Books of the month: From Ali Smith’s Summer to Matt Haig’s The Midnight Library

Martin Chilton reviews five of August’s releases for our monthly book column 

Nature books are growing in popularity and August is bursting with tales of the love affairs humans have with the environment and everything in it, from trees and magpies to sheep and wasps.

The Oak Papers by James Canton (Canongate) is an enchanting piece of nature writing and a meditation on finding connection in a disconnected world. Birds feature prominently in Charlie Gilmour’s enjoyable memoir Featherwood (W&N), while Antlers of Water (Canongate), a book edited by Kathleen Jamie, features some fine writing on Scotland’s environment. The contributors include folk singer Karine Polwart and former nurse Jacqueline Bain, who writes a witty account of her “kinship with wasps”. Two small nuggets: there are 9,000 species of wasps in the UK and only female wasps sting.

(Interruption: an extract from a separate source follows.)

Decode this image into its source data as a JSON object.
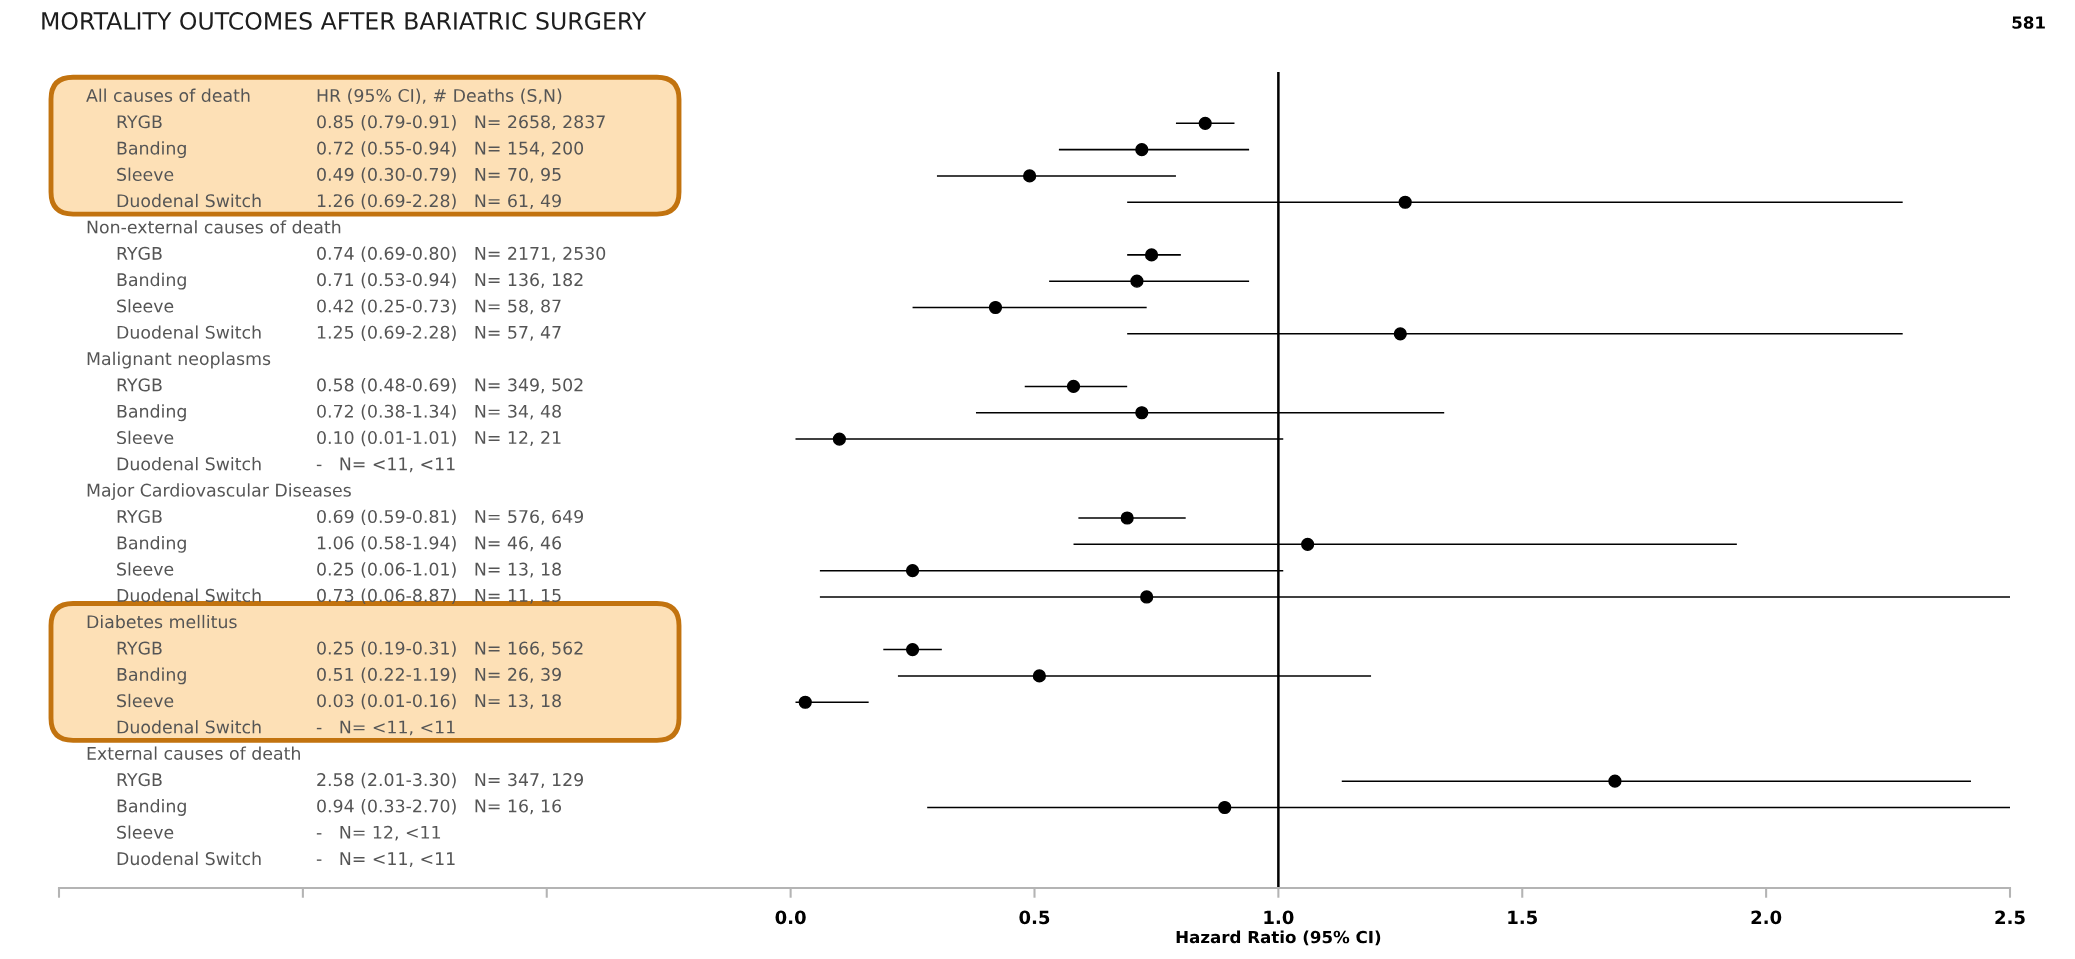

Robert Wainwright’s Enid (Atlantic Books) tells the intriguing story of the “scandalous” high society adventurer Enid Lindeman (1892-1973), who was nicknamed “Lady Killmore” by writer Somerset Maugham. One of her many husbands was an oddball called Marmaduke Furness, an aristocratic tycoon who insisted on having “freshly ironed shoelaces each day”. A more sobering non-fiction read this month is the well-researched Generation Rent by Chloe Timperley (Canbury Press). “The housing crisis is just getting started,” warns Timperley in this important book.